3D printing provides an innovative solution to not only better understand the nature of problems in the neurosciences, but transforms the delivery of education to healthcare providers and the patients we serve.

Lesion images
Lesion images

Innovative solutions with 3D materials

Okuda used PolyJet™ Digital Materials from Stratasys to print his models because with multi-color and multi-material capabilities with microscopic layer resolution and accuracy down to 0.014 mm, PolyJet prints the most patient-specific models in intricate detail with unlimited possibilities to choose colors, define transparencies and determine textures and finishes.

 

“In working with Stratasys’ VeroUltra™Clear Transparent PolyJet Digital Material, we now have the flexibility of printing professional grade brain and spinal models to physically demonstrate transitions in disease states, a facet never before available within the 3D printing space,” says Okuda.

 

Okuda concludes that utilizing 3D printing “provides an innovative solution to not only better understand the nature of problems in the neurosciences but transforms the delivery of education to healthcare providers and the patients we serve.” 

About Darin T. Okuda, M.D., F.A.A.N., F.A.N.A.

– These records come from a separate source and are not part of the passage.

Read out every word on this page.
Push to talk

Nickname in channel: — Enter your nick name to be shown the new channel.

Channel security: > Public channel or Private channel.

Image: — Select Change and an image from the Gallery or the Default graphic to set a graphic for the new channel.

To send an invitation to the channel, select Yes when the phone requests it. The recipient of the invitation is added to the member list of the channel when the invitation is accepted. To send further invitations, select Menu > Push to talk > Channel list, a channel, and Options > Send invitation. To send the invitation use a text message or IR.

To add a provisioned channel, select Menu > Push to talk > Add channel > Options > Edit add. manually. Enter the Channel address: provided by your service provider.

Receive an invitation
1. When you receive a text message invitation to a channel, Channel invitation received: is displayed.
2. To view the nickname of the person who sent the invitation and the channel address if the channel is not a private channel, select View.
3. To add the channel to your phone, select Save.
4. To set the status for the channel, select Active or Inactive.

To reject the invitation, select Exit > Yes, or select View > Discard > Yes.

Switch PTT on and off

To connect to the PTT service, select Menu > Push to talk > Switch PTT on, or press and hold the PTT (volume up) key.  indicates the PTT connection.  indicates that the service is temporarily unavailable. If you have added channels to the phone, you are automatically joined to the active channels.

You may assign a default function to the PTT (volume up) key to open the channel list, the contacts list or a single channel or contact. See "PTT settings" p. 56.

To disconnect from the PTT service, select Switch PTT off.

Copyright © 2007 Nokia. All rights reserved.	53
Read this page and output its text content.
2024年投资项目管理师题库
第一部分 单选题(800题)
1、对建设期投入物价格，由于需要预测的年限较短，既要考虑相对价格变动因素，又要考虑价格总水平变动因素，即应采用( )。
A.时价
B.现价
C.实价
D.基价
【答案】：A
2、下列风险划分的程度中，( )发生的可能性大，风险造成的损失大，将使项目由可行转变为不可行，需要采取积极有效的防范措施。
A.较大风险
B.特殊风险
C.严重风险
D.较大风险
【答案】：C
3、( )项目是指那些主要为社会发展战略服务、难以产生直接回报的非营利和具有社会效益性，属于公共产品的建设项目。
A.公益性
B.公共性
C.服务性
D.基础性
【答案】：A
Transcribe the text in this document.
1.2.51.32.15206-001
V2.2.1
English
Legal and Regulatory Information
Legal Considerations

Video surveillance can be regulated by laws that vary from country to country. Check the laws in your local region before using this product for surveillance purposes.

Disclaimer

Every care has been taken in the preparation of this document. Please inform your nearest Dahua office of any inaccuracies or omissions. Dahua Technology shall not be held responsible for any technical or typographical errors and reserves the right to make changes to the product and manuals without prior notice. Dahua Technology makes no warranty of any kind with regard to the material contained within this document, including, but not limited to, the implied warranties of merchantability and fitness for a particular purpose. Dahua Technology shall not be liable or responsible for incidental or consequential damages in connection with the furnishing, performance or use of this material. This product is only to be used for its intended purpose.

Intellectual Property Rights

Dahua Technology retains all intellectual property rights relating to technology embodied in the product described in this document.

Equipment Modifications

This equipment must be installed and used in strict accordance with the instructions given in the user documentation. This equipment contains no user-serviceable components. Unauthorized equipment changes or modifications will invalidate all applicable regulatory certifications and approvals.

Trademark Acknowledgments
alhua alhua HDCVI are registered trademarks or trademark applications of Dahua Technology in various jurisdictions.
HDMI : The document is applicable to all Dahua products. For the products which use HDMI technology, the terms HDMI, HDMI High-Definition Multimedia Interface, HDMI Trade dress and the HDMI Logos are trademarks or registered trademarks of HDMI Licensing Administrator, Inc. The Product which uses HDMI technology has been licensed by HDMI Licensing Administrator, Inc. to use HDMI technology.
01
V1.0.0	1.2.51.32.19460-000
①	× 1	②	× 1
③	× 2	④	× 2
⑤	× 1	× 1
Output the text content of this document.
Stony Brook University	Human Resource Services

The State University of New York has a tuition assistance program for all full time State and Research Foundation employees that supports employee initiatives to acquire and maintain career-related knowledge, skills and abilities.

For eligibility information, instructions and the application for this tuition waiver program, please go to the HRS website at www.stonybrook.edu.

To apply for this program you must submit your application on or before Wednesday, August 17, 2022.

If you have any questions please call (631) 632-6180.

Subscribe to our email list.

Dr. Okuda is a clinician-scientist and professor specializing in neuroimmunology within the Department of Neurology at the University of Texas Southwestern Medical Center in Dallas, Texas. He currently serves as Director of the Neuroinnovation Program and Director of the Multiple Sclerosis and Neuroimmunology Imaging Program. Dr. Okuda’s work currently focuses on end-to-end innovative approaches involving the design, creation and implementation of software, hardware, and manufacturing methods aimed at improving the evaluation, diagnosis, and management of patients with multiple sclerosis and other neurological diseases
Dr. Okuda 3D brain
Dr. Okuda 3D brain

References

1 Newton BD, Wright K, Winkler MD, et al. Three-Dimensional Shape and Surface Features Distinguish Multiple Sclerosis Lesions from Nonspecific White Matter Disease. J Neuroimaging 2017;27:613-619.

 

2 Moog TM, McCreary M, Stanley T, et al. African Americans experience disproportionate neurodegenerative changes in the medulla and upper cervical spinal cord in early multiple sclerosis. Mult Scler Relat Disord 2020;45:102429.

 

3 Sivakolundu DK, Hansen MR, West KL, et al. Three-Dimensional Lesion Phenotyping and Physiologic Characterization Inform Remyelination Ability in Multiple Sclerosis. J Neuroimaging 2019;29:605-614.

 

4 Sivakolundu DK, West KL, Zuppichini MD, et al. BOLD signal within and around white matter lesions distinguishes multiple sclerosis and non-specific white matter disease: a three-dimensional approach. J Neurol 2020.

 

5 Okuda DT, Moog TM, McCreary M, et al. Utility of shape evolution and displacement in the classification of chronic multiple sclerosis lesions. Sci Rep 2020;10:19560.

 

6 Hansen MR, Pan E, Wilson A, et al. Post-gadolinium 3-dimensional spatial, surface, and structural characteristics of glioblastomas differentiate pseudoprogression from true tumor progression. J Neurooncol 2018;139:731-738.